Was I on the spot??? This seemed a little too well timed, so I used a time honored excuse,…”Let me ask my wife.” Although Kirsten and I were not married, for simplicity we pretended to be when traveling in traditional cultures. It saved a lot of explaining and made them feel better.

The entire village followed me back to the tea house. Rob & Julie had already come down to join Kirsten and I for breakfast. I must have looked like quite a site arriving with the entire village at my elbow.

We made a little conference. Rob rationalized that even if it was a scam you could in good conscience not help out. It was possible that that woman really need emergency care and we were her only hope. As an experienced Asian traveler, I took a harder line, but in the end relented. Everything seemed a bit suspicious.

In the end we decided to help. I asked what they needed and they told me 400 Rupees. This amount was about $8. at the time. I was shocked. I was expecting a very high figure and realized that the economic disparity between us and villagers was vast. It was a humbling experience. I only hoped that this small amount would really be used for the injured lady.

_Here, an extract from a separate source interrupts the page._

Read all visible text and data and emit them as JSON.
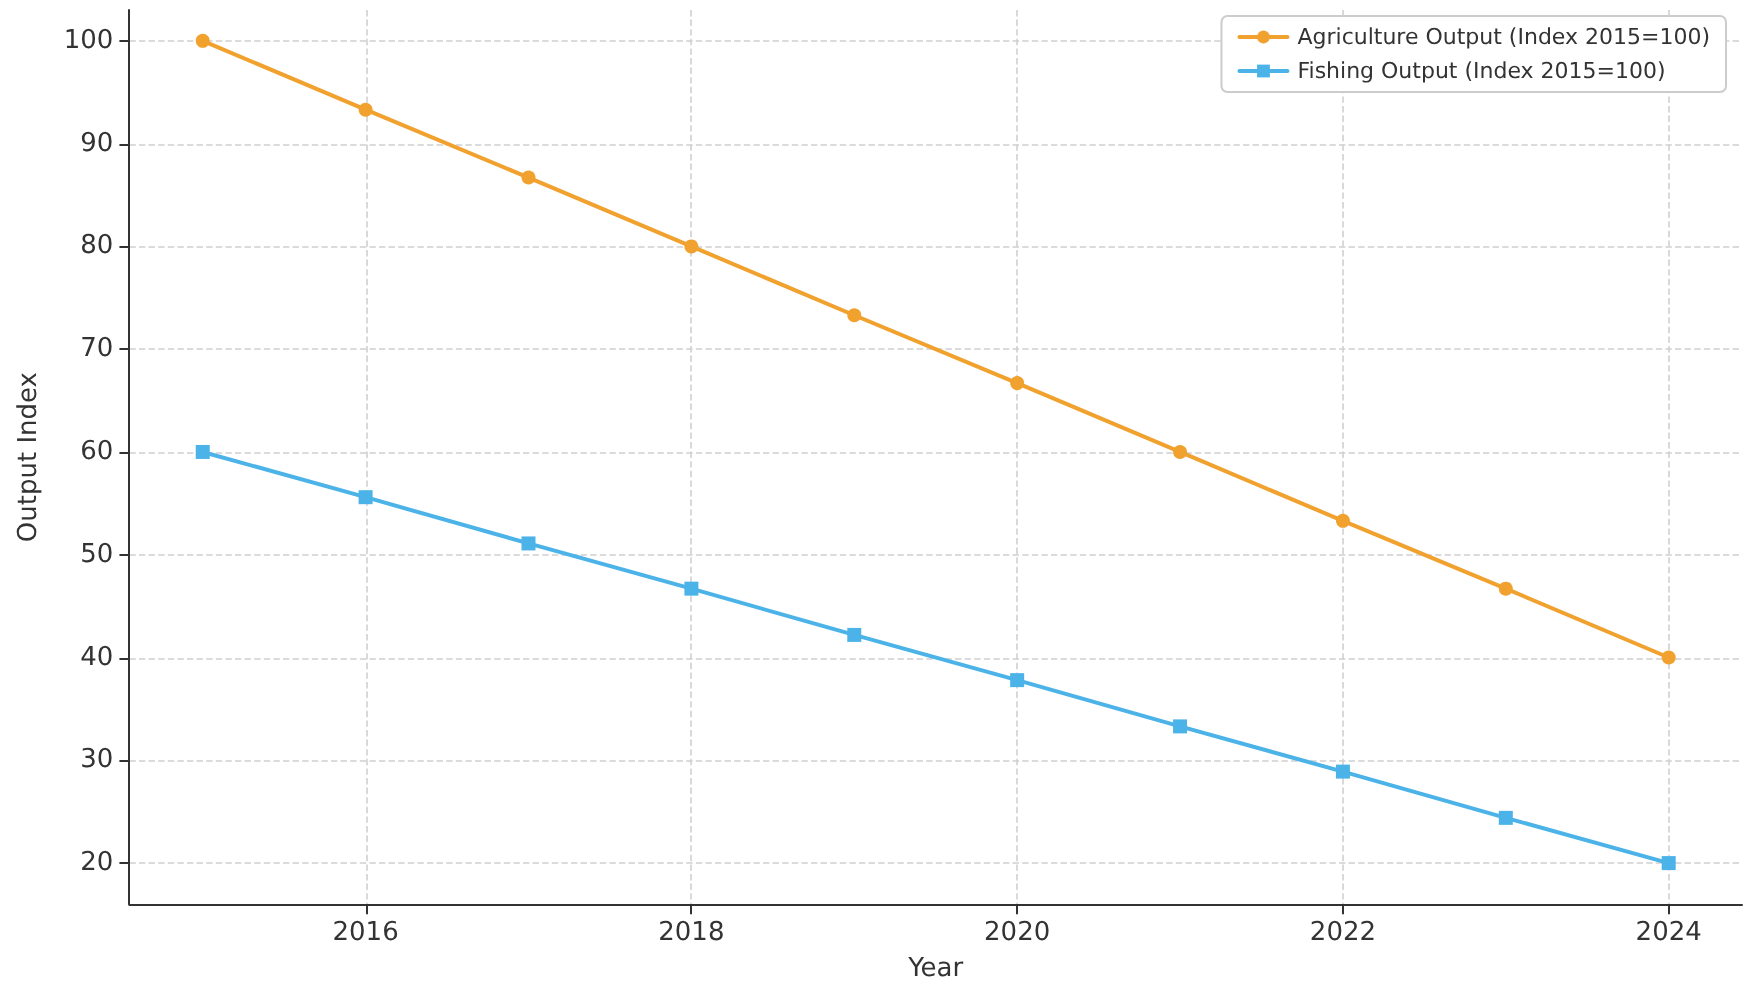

A heavy breakfast was enjoyed of Tibetan bread which is like as very dense pancake. Ordinarily that dense of food would give me wicked indigestion, but with 6 hours of hiking ahead it would all be burned up for fuel.

We saddled up with our back packs and bid farewell to our hosts and the dramatic events of that village. The ridge was a great choice as the views were outstanding.

As I stuffed my things into the backpack a young village boy stuck his head in to watch. I was compelled to take a picture looking at his silhouette in the doorway. He invibbed the village watching silently, an aura of innocence and curiosity with his hat and smock on. I didn’t have much in the way of gifts, but gave him a stick of Nag Champa incense to reward him for the photo.